Slaves – Acts Of Fear And Love

Publié par le 9 septembre 2018 dans Chroniques, Notre Sélection, Toutes les chroniques | 0 commentaire

(Virgin EMI, 17 août 2018)

C’est un constat très plaisant à écrire : 40 ans après, le punk anglais est encore bien vivace. Il y avait de quoi en douter, mais avec les succès récents de Slaves (adoubés par Mike D, ex-punkeux devenu dieu du rap), Sleaford Mods ou Idles, on peut l’affirmer haut et fort : ça gueule encore bien LOUD outre manche.

A peine la touche play enclenchée qu’on se fait percuter violemment par “The Lives They Wish They Had”. Si ça c’est pas du tube, je suis fan d’Hélène Segara. Riff dément, chant scandé (limite rappé) par Isaac Holmes en même temps qu’il martèle ses futs, refrain en forme de slogan imparable. Le tout s’achève dans l’hystérie comme une fin de concert où les instruments sont fracassés au sol. Nous voilà prévenus, ces deux-là (oui, deux !) sont toujours aussi bruyants.
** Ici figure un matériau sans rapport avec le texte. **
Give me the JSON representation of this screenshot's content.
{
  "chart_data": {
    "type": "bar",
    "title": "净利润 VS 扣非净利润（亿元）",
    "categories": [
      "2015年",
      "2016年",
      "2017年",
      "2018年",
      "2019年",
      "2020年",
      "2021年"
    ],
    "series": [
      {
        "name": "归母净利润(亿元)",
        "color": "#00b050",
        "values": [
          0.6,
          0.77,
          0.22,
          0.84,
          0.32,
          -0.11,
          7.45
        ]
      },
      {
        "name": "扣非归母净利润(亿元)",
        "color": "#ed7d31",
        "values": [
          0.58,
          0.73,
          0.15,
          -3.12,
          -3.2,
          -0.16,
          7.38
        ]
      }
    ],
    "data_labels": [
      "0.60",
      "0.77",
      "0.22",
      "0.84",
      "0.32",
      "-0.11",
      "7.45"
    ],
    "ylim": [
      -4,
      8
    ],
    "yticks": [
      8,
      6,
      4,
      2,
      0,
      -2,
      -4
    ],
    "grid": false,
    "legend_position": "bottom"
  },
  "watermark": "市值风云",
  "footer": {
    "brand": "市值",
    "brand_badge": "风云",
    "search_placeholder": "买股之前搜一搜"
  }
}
Mais si bien des salves dévastatrices appuient ce constat (“Cut And Run” et son taquin “you’re looking unwell“, “Artificial Intelligence” ravivant nos années teenage, “Bugs” au refrain un peu trop skaters boutonneux), l’agréable surprise vient également de ces morceaux plus mid tempos, tout aussi fédérateurs, franchement pop et incontestablement cool (on pense parfois plus à Blur qu’aux Sex Pistols). A l’image de “Magnolia” avec la cowbell qui va bien, le break qui tue, donnant envie de claquer des doigts en mâchant son chewing-gum. Et de faire quelques fuck aux passants. L’accent so british de sir Holmes renforce évidemment nos élans rebelles (le refrain imparablissime de “Chokehold”. Non, vraiment, c’est pas Damon Albarn qui a participé à la compo ?!). La sympathique “Daddy” joue carrément la carte de la fausse ballade innocente, comme “Photo Opportunity”… avant qu’elle ne fasse hurler la disto sur le refrain.
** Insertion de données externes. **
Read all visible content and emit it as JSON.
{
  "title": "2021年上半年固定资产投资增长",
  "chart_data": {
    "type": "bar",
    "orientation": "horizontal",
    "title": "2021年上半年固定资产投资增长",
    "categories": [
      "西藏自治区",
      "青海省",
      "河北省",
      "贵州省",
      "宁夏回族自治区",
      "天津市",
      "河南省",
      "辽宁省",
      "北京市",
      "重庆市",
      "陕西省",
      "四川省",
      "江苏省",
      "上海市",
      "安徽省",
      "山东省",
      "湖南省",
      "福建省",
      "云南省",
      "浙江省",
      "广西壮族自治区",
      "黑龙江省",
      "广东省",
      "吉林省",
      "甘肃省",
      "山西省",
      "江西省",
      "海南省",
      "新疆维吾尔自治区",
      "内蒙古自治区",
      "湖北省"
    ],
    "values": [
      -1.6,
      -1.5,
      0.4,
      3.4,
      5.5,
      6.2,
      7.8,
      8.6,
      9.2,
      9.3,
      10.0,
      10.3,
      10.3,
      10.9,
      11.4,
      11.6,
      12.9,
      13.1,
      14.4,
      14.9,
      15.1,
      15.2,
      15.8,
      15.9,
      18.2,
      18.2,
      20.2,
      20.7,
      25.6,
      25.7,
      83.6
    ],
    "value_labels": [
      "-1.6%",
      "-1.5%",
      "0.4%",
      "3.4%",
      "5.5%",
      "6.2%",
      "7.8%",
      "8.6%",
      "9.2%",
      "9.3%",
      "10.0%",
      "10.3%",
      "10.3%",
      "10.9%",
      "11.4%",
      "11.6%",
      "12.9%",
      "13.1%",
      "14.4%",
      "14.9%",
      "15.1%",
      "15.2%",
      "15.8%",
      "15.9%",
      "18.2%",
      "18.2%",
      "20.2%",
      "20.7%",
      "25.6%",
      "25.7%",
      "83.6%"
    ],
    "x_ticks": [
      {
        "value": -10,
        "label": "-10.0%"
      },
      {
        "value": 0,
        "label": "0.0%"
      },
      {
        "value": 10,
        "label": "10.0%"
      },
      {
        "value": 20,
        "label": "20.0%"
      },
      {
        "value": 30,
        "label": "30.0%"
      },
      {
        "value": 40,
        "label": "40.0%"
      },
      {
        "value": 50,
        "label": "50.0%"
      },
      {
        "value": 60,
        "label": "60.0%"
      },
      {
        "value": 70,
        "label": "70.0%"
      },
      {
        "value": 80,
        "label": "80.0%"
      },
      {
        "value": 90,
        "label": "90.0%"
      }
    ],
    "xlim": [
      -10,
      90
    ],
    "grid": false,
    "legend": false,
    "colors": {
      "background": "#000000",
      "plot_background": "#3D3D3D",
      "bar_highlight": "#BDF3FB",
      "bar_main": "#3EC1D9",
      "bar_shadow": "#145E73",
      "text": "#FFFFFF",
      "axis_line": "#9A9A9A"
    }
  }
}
L’agressivité est constamment là mais le dosage est assez bien pensé pour qu’on n’ait pas le sentiment de ramasser des gnons non stop et éviter à la lassitude de pointer le bout de son nez (le disque ne dépasse pas la demi heure, c’est très bien comme ça). Pas sûr que cet Acts Of Fear And Love vous poursuivra des années durant mais quand vous chercherez un bon défouloir, il sera toujours là pour rendre service.